Because You Live, O Christ AA7

My efforts to avoid music from GIA or OCP wherever possible has led to a fruitful look at Australian hymn music. I think I can stretch my search to New Zealand, since we Australians have a terrible habit of claiming the best of NZ culture as own own.

I found a copy of Alleluia Aotearoa some years ago at a Lifeline Booksale in Brisbane. While well known across the dutch it was unknown to me. It was released in 1993, a year after As One Voice and was meant for all churches in New Zealand. It was published by the New Zealand Hymnbook Trust which comprised the Anglicans, Baptists, Methodists, Presbyterians and the Associated Churches of Christ. There was Catholic involvement on the editorial board.

Within in its pages is a treasure trove of Shirley Erena Murray texts that I hadn’t seen before, and I plan to go through the volume and cherry pick her texts. She only died in early 2020, and we lost the poet laureate of social justice and the most expert writer of uncomfortable texts this side of John Bell. She has been set by many tunesmiths over the years and there is a tendency away from NZ to forget her contribution – I have seen her words unacknowledged, or worse attributed to anonymous, on the internet.

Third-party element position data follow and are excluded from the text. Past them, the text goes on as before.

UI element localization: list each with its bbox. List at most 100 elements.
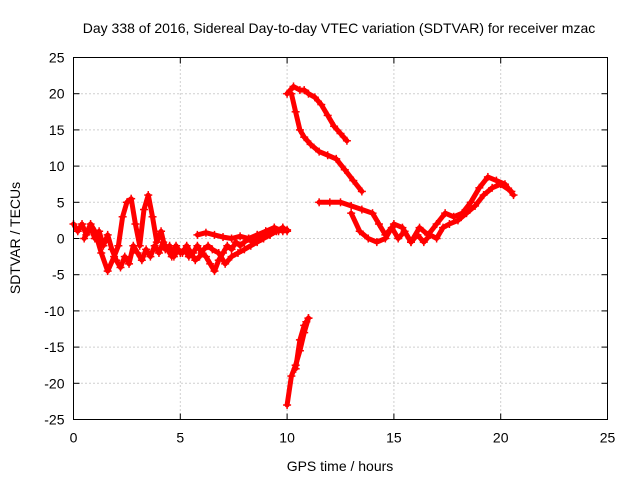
data-point-marker — [131, 220, 140, 229]
x-axis-label: GPS time / hours — [287, 458, 394, 474]
data-point-marker — [246, 241, 255, 250]
data-point-marker — [210, 230, 219, 239]
data-point-marker — [137, 256, 146, 265]
data-point-marker — [191, 256, 200, 265]
data-point-marker — [236, 232, 245, 241]
data-point-marker — [304, 314, 313, 323]
data-point-marker — [432, 220, 441, 229]
y-tick-label: 5 — [57, 194, 65, 210]
data-point-marker — [355, 227, 364, 236]
data-point-marker — [161, 245, 170, 254]
data-point-marker — [193, 230, 202, 239]
data-point-marker — [139, 205, 148, 214]
data-point-marker — [453, 216, 462, 225]
data-point-marker — [445, 220, 454, 229]
y-axis-label: SDTVAR / TECUs — [7, 182, 23, 294]
data-point-marker — [90, 227, 99, 236]
data-point-marker — [315, 147, 324, 156]
data-point-marker — [441, 209, 450, 218]
data-point-marker — [336, 198, 345, 207]
data-point-marker — [325, 198, 334, 207]
data-point-marker — [193, 241, 202, 250]
data-point-marker — [114, 241, 123, 250]
data-point-marker — [475, 183, 484, 192]
data-point-marker — [394, 234, 403, 243]
data-point-marker — [227, 252, 236, 261]
data-point-marker — [169, 252, 178, 261]
data-point-marker — [368, 209, 377, 218]
data-point-marker — [458, 209, 467, 218]
data-point-marker — [144, 191, 153, 200]
data-point-marker — [349, 176, 358, 185]
data-point-marker — [174, 245, 183, 254]
data-point-marker — [125, 259, 134, 268]
x-tick-labels: 0 5 10 15 20 25 — [70, 430, 616, 446]
data-point-marker — [210, 267, 219, 276]
data-point-marker — [182, 241, 191, 250]
data-point-marker — [287, 89, 296, 98]
data-point-marker — [289, 82, 298, 91]
data-point-marker — [195, 252, 204, 261]
data-point-marker — [291, 107, 300, 116]
data-point-marker — [315, 198, 324, 207]
data-point-marker — [146, 252, 155, 261]
data-point-marker — [278, 227, 287, 236]
x-tick-label: 20 — [493, 430, 509, 446]
data-point-marker — [479, 191, 488, 200]
data-point-marker — [372, 238, 381, 247]
y-tick-label: -10 — [44, 303, 64, 319]
data-point-marker — [206, 259, 215, 268]
data-point-marker — [223, 241, 232, 250]
axis-ticks — [73, 57, 608, 420]
y-tick-label: -20 — [44, 375, 64, 391]
data-point-marker — [406, 238, 415, 247]
data-point-marker — [148, 212, 157, 221]
data-series — [69, 82, 518, 410]
data-point-marker — [127, 194, 136, 203]
data-point-marker — [300, 133, 309, 142]
y-tick-label: -25 — [44, 412, 64, 428]
data-point-marker — [347, 201, 356, 210]
data-point-marker — [340, 165, 349, 174]
y-tick-label: 15 — [49, 122, 65, 138]
data-point-marker — [73, 227, 82, 236]
data-point-marker — [135, 241, 144, 250]
data-point-marker — [374, 220, 383, 229]
y-tick-label: 25 — [49, 50, 65, 66]
data-point-marker — [389, 220, 398, 229]
data-point-marker — [398, 223, 407, 232]
x-tick-label: 15 — [386, 430, 402, 446]
x-tick-label: 10 — [279, 430, 295, 446]
data-point-marker — [304, 89, 313, 98]
data-point-marker — [323, 111, 332, 120]
data-point-marker — [80, 234, 89, 243]
data-point-marker — [253, 238, 262, 247]
data-point-marker — [332, 154, 341, 163]
data-point-marker — [471, 201, 480, 210]
data-point-marker — [266, 230, 275, 239]
data-point-marker — [253, 230, 262, 239]
data-point-marker — [330, 122, 339, 131]
data-point-marker — [86, 220, 95, 229]
data-point-marker — [342, 136, 351, 145]
data-point-marker — [291, 364, 300, 373]
data-point-marker — [300, 86, 309, 95]
data-point-marker — [133, 248, 142, 257]
data-point-marker — [110, 252, 119, 261]
data-point-marker — [120, 252, 129, 261]
grid-lines — [73, 57, 608, 420]
data-point-marker — [214, 248, 223, 257]
series-track-5-line — [288, 91, 365, 194]
data-point-marker — [103, 230, 112, 239]
data-point-marker — [199, 245, 208, 254]
data-point-marker — [509, 191, 518, 200]
data-point-marker — [483, 172, 492, 181]
y-tick-label: -15 — [44, 339, 64, 355]
data-point-marker — [157, 227, 166, 236]
data-point-marker — [317, 100, 326, 109]
data-point-marker — [295, 125, 304, 134]
data-point-marker — [227, 234, 236, 243]
y-tick-label: 20 — [49, 86, 65, 102]
data-point-marker — [221, 259, 230, 268]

She is published by the marvellous Hope Publishing Company and her lyrics are all there.

This is an Easter song full of “resurrection power”. I love the metaphor of the caged bird of the Spirit being freed in the second verse. She also successfully rhymes “flying” with “self-denying”, a bit of a poetic trapeze act.

The text and sheet music are at Hope, where it is set to VRUECHTEN, known for another Easter hymn, “This Joyful Eastertide”.

Whenever we are told that secular music must never pollute out liturgies, it is worth reminding ourselves that venerable tunes such as these were once secular love songs. In other words all the things the Church says are immutable, are in fact completely relative. This is good corrective to the idolatry of unconsidered tradition.

VRUECHTEN has a fearful range and is best for a rollicking choir. In AA it is set to CRAWSHAW by Roy Tankersley, which, while it hits a held E, would stand being dropped a few semitones without straining the lower range. I had to make up chords to make my backing. I can’t find the sheet music on the web, nor can I find copies of Alleluia Aotearoa, but I suspect they inhabit the back cupboards of many churches in New Zealand if you get a chance to look. You may be able to access it through this site.

*STOP PRESS – Alleluia Aotearoa can be purchased here.

Youtube only has the VRUECHTEN setting.